Monday, Jul. 13, 1998
Web Censorware
By JOSHUA QUITTNER
How do you "protect" kids from objectionable content online? That's the issue that refuses to die--especially in Congress, where yet more wrongheaded legislation that would force libraries and schools to put costly (and ineffectual) software "filters" on Internet-connected computers is afoot.
I've got three young children, and I would no sooner install a software filter on my computer than I would lock up the books in my library. It's not just that I'm rabidly pro-First Amendment; software filters simply don't work. It's a little like trying to collect raindrops in your hat: you'll catch some, but you'll miss most of them. Worse, filters tend to block stuff that they shouldn't block: breast-cancer sites, for instance, and virtually anything having to do with homosexuality. The Censorware Project, which opposes the use by public institutions of these blunt instruments, found that the filter used by the federal court systems in 22 states blocks a Jewish teen site, a Liza Minnelli fan page and a grocery story (I bet chicken breasts is the offending keyword). "Leaving your kid alone in the house with an Internet-connected computer and a censorware product on it is a poor substitute for parental supervision," says Jonathan Wallace, a lawyer who works on the project.
"Filters are not the answer," agrees Karen Schneider, a librarian in upstate New York, who nevertheless wrote a book called A Practical Guide to Internet Filters. Schneider's book reviews most commercial filters and explains how to make some of them at least serviceable. For instance, she advises that if you must buy a filter, pick one like Cyberpatrol, which allows you to disable "keyword blocking"--a way of getting around the breasts problem that afflicted the grocer. That way, your filter will block access only to a preselected list of offensive sites, rather than banning all the sites containing a suspect word. Of course, what constitutes an offensive site is anyone's guess: Net Nanny is the only filter that actually discloses its list of banned sites.

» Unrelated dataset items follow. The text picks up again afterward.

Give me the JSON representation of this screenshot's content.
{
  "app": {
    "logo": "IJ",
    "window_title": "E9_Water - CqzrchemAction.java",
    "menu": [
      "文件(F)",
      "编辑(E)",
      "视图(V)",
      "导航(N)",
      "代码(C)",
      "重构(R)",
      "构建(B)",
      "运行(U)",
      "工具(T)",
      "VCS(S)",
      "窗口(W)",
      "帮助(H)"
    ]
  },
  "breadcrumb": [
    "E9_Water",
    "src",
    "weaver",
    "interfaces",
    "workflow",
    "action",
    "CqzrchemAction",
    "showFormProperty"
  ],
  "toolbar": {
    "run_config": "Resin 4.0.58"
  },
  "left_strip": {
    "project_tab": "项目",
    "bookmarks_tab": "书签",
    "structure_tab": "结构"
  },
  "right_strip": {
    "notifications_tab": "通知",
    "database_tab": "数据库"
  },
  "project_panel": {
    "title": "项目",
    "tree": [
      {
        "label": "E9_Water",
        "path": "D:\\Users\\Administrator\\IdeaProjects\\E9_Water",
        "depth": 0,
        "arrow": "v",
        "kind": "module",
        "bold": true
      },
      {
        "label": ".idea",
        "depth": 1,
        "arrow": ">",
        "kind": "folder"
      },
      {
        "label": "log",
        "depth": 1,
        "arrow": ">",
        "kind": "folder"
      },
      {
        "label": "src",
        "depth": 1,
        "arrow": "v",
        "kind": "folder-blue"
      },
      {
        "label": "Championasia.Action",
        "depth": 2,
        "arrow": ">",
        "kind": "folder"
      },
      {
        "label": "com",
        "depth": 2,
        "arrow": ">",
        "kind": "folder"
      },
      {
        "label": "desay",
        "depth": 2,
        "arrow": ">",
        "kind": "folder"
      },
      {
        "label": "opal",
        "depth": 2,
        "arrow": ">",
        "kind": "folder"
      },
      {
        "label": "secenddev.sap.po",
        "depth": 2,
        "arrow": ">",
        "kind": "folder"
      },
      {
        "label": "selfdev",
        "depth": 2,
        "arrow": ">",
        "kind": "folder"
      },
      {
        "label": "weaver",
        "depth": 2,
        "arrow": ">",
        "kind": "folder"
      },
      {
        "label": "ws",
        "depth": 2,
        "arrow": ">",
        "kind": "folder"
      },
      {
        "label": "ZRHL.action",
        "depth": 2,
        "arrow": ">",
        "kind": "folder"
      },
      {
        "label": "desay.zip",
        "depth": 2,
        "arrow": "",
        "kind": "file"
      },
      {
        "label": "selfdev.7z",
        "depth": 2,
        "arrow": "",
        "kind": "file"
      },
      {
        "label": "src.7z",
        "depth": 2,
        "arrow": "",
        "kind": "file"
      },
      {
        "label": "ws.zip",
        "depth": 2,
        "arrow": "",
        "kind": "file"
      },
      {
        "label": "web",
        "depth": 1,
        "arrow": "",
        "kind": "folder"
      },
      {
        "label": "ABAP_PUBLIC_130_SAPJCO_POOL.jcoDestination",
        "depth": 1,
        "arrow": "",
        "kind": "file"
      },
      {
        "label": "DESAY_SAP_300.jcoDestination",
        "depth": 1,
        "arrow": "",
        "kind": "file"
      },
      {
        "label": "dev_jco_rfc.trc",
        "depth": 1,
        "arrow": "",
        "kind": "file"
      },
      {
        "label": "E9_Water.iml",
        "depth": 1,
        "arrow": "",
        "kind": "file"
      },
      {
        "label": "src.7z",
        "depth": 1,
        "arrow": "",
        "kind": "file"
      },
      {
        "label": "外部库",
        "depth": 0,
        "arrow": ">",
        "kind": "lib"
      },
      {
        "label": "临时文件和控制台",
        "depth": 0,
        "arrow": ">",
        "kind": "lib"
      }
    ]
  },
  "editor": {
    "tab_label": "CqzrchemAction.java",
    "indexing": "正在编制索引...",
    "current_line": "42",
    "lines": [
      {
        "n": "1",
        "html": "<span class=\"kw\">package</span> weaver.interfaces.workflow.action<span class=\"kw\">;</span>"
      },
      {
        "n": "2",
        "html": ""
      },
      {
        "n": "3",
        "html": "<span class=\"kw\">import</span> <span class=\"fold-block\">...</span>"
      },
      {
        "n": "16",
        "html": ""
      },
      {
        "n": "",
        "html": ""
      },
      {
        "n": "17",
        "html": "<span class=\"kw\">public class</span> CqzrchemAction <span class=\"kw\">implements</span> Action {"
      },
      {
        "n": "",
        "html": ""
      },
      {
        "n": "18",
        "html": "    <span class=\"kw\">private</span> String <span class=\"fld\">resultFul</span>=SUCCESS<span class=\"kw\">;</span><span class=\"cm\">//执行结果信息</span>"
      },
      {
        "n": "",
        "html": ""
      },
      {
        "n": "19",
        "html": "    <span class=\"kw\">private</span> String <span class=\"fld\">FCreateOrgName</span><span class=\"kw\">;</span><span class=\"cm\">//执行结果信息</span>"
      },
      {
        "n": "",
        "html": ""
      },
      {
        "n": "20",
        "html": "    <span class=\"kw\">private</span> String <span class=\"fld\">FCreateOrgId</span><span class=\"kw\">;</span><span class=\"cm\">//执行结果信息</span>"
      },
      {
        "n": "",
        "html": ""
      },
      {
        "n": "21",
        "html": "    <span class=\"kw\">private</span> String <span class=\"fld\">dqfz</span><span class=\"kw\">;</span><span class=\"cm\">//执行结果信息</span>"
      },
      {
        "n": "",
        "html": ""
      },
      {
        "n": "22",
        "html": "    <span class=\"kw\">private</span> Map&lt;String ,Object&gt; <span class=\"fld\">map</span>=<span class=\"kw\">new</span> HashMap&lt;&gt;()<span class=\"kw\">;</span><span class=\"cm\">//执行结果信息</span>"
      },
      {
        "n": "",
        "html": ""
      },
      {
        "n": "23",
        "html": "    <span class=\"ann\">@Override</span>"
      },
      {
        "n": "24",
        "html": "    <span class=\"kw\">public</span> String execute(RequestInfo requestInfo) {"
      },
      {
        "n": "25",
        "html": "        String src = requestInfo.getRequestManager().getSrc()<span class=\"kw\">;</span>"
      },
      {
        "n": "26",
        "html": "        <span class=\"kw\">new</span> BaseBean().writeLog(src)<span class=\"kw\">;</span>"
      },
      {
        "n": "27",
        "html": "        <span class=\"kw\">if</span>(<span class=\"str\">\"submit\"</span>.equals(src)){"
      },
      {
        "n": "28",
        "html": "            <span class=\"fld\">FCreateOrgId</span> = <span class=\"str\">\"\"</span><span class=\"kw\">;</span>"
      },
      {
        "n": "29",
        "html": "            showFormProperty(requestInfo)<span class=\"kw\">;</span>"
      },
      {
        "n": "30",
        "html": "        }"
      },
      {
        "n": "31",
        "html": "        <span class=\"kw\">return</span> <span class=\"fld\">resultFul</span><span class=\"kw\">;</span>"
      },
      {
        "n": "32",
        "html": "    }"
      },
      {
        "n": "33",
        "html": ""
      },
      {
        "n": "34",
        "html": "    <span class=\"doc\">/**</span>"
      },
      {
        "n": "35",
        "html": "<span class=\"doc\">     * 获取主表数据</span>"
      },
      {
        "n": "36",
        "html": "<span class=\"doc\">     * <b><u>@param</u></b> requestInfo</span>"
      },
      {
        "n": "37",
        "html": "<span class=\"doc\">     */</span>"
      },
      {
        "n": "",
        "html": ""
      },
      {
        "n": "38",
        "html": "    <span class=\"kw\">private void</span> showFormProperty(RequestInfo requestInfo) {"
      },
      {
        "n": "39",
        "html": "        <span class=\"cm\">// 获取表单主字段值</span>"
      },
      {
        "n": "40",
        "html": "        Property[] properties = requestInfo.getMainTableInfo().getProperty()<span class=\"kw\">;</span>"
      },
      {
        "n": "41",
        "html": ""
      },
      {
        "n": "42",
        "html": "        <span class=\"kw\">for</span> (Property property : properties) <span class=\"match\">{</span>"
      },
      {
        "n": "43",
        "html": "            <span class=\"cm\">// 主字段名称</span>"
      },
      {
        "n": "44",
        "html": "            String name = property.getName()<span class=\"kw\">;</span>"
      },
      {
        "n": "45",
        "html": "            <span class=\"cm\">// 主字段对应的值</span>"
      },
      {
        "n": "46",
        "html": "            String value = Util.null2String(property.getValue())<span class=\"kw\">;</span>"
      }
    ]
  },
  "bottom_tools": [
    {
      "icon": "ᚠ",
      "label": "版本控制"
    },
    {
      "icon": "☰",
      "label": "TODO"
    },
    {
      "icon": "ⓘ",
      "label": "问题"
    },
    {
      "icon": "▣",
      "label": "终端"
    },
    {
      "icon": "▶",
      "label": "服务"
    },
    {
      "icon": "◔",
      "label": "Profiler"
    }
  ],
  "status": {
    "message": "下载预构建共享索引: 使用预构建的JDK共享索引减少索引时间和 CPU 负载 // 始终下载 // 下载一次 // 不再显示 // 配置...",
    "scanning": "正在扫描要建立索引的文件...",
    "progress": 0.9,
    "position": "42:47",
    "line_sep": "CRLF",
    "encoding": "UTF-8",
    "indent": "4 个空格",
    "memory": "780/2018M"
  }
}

My recommendation is save your money. Use one of the free family-friendly search sites that are popping up all over the Web. Last week the popular search engine Lycos unveiled SafetyNet, an easy-to-use tool. Simply go to lycos.com click on SafetyNet, select a password and activate the filter. Then whenever you or anyone on your computer searches the Web from lycos.com content will be filtered. Be warned though; there are still plenty of bugs: a search of the word sex returned no results. (Sex education, however, was chock-full of advice that most parents would probably tolerate.) Then again, a search of the word gay yielded no entries; inexplicably, queer returned 10 pages' worth of stuff. (Note to Lycos: one of the first entries is from a gay adult looking for adult e-mail pals--not child-friendly.)
Another approach is Disney's Internet Guide, a preselected list of family-safe websites similar to Yahoo's Yahooligans. Since the pool of acceptable sites is limited, surfing here is a bit like going to the children's library. It also suffers from weird glitches. In testing, every time I typed in a potentially objectionable word, it retrieved a transcript of a (tame) interview between two of my favorite writers, Martin Amis and Will Self. That's a bug I could live with.